Its Il corresponds to element SYNl,Il、Il+K in the frame synchronization original sequence SYN0, and to SYNl、synl+K in the original frame synchronization sequence SYN0, i.e. I0=syn0,I1=syn1, and so on. Wherein il is based on the result of step (8)Sequence.
(10) Recursive decision
On the basis of the above work, on the basis of obtaining the relevant information, the formula (51) is used, that is:
Where In+1 is the symbol to be decided, In+1-K is the symbol that has been decided before, and starting from the last few bits (e.g., from the 6 th bit) of the frame header frame synchronization sequence, a recursive decision can be made, so as to obtain the symbol of the entire transmission sequence. Wherein, theBased on step (8)Sequence.

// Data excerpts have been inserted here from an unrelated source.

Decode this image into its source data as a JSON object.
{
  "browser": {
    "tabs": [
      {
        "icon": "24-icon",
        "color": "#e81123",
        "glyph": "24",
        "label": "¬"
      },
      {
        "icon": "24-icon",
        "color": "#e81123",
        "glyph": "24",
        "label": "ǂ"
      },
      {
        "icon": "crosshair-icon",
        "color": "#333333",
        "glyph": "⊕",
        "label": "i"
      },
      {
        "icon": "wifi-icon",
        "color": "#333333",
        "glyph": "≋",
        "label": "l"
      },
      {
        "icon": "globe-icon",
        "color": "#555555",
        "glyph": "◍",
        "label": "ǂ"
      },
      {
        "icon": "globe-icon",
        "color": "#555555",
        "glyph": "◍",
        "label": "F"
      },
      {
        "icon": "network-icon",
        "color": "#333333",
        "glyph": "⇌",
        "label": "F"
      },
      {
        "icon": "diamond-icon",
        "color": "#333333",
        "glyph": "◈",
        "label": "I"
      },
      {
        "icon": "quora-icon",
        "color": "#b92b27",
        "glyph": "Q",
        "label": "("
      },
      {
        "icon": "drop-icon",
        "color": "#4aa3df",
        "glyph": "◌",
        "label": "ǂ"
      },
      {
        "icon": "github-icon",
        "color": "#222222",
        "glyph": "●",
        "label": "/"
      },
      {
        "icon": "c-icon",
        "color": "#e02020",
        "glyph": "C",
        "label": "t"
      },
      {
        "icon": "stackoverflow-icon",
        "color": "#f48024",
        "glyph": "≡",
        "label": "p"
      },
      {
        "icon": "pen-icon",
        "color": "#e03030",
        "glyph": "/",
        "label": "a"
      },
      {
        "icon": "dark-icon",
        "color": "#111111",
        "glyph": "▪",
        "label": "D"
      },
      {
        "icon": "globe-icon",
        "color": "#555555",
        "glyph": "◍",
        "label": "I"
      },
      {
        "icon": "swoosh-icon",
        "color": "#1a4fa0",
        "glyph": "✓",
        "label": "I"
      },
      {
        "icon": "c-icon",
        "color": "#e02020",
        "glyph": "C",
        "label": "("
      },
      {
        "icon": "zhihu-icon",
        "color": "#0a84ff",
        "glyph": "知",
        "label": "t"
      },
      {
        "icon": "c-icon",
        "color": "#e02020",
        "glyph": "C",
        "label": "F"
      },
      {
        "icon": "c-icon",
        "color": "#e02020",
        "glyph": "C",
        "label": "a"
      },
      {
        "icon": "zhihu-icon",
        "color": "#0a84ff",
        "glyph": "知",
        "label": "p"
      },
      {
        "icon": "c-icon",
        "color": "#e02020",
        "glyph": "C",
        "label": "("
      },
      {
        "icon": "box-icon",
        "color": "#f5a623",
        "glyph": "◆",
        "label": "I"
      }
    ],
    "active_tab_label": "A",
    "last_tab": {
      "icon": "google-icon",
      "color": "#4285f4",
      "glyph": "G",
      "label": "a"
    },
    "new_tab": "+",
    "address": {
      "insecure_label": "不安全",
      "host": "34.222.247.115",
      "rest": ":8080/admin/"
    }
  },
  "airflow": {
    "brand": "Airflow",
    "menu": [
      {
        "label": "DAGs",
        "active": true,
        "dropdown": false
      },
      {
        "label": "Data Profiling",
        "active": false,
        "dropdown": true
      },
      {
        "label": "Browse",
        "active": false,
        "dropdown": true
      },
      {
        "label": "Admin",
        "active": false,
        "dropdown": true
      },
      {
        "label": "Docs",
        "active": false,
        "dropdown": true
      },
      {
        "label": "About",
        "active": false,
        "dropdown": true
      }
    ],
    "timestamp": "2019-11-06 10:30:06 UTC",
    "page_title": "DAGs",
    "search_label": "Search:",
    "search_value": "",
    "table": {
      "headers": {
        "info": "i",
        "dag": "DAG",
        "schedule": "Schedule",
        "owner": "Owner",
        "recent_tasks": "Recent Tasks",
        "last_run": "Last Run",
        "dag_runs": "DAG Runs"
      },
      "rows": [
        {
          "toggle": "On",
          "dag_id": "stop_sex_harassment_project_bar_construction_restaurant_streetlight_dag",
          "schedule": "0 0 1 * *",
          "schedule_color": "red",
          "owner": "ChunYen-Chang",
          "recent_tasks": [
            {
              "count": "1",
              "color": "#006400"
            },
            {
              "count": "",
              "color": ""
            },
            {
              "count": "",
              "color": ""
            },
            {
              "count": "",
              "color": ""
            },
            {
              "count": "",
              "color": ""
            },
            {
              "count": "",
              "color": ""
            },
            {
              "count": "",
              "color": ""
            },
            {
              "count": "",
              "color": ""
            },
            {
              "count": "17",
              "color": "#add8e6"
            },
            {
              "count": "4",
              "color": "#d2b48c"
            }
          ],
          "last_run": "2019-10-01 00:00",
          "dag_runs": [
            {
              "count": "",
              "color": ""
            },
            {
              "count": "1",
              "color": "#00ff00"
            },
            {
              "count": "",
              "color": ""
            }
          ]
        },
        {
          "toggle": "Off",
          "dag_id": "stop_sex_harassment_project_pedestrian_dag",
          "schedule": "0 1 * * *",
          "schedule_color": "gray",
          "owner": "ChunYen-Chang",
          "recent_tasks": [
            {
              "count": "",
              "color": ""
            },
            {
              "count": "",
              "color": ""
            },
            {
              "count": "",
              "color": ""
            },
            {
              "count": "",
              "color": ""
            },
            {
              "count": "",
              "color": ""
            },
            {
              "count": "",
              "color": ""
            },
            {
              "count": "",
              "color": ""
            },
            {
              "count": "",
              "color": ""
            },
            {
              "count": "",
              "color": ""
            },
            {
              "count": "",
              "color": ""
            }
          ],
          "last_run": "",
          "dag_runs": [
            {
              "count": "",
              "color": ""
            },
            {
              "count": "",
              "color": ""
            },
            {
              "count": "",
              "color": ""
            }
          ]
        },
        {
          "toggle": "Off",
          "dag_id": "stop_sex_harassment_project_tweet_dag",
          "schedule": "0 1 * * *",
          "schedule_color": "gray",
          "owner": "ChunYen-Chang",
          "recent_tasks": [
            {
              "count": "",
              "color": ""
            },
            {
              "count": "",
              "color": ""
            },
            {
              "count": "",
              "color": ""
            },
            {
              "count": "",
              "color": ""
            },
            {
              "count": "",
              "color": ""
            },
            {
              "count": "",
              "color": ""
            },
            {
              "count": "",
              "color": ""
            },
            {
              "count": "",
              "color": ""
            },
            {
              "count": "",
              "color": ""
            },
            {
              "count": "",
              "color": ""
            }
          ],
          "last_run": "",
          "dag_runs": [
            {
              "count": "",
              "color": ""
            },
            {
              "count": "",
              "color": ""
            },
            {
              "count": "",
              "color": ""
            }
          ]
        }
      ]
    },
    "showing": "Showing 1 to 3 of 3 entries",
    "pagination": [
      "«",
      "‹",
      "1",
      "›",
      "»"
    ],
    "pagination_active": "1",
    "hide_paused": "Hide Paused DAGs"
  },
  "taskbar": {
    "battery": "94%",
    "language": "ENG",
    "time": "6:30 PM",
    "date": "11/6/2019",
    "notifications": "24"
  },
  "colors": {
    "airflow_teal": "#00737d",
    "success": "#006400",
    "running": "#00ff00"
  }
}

The invention avoids phase discrimination operation and despreading operation in a high-speed digital domain through algorithm optimization design, utilizes product information among adjacent symbols through careful algorithm design, then performs accumulation, thereby completing DSSS despreading operation requiring great computation force through phase transformation, then rapidly reduces data from a high-speed domain to a low-speed domain (from MSps to dozens kSps) through a downsampling technology, then performs complex signal processing and logic judgment, comprises complex operations such as signal amplitude evaluation, comparison, correlation calculation, phase difference cosine value calculation, multipath signal synthesis and the like, and obtains corresponding processing gain through the complexity of the algorithm, thereby improving the system receiving sensitivity.
The algorithm of the invention has the following advantages:
(1) The direct despreading algorithm is avoided, so that the computational power requirement is reduced, the algorithm can be used in MCU with medium performance or without using a special ASIC chip or FPGA chip or a high-performance DSP chip, the advantages of low cost, low power consumption, small volume and the like are achieved, and meanwhile, the development difficulty is reduced and the development period is shortened;
(2) The algorithm has robustness, is insensitive to frequency offset, can be used for a large frequency offset system, and reduces the requirement on an RF system;
(3) The algorithm improves the receiving sensitivity and the system stability by synthesizing multiple paths of in-phase weighted signals, and under the condition that the synthesizing path is more than 5, the receiving sensitivity is superior to that of a coherent receiving system, and simulation calculation shows that the method has about 3dB statistical gain;
(4) The algorithm ensures that the high signal-to-noise ratio branch signals occupy larger components in signal synthesis and the signal-to-noise ratio branch signals occupy smaller components through a multipath in-phase weighted signal synthesis technology, and avoids signal-to-noise ratio deterioration caused by equal weight synthesis;
(5) By multi-branch signal synthesis, error code diffusion caused by overlarge weight of a certain branch signal is avoided, and block or grid error code phenomenon caused by wrong judgment of a certain symbol is avoided, so that FEC failure is caused;
(6) The algorithm does not need carrier frequency recovery, is suitable for burst communication, and reduces the complexity of a hardware circuit.
The foregoing is only a preferred embodiment of the present invention, but the scope of the present invention is not limited thereto, and any person skilled in the art, who is within the scope of the present invention, should make equivalent substitutions or modifications according to the technical scheme of the present invention and the inventive concept thereof, and should be covered by the scope of the present invention.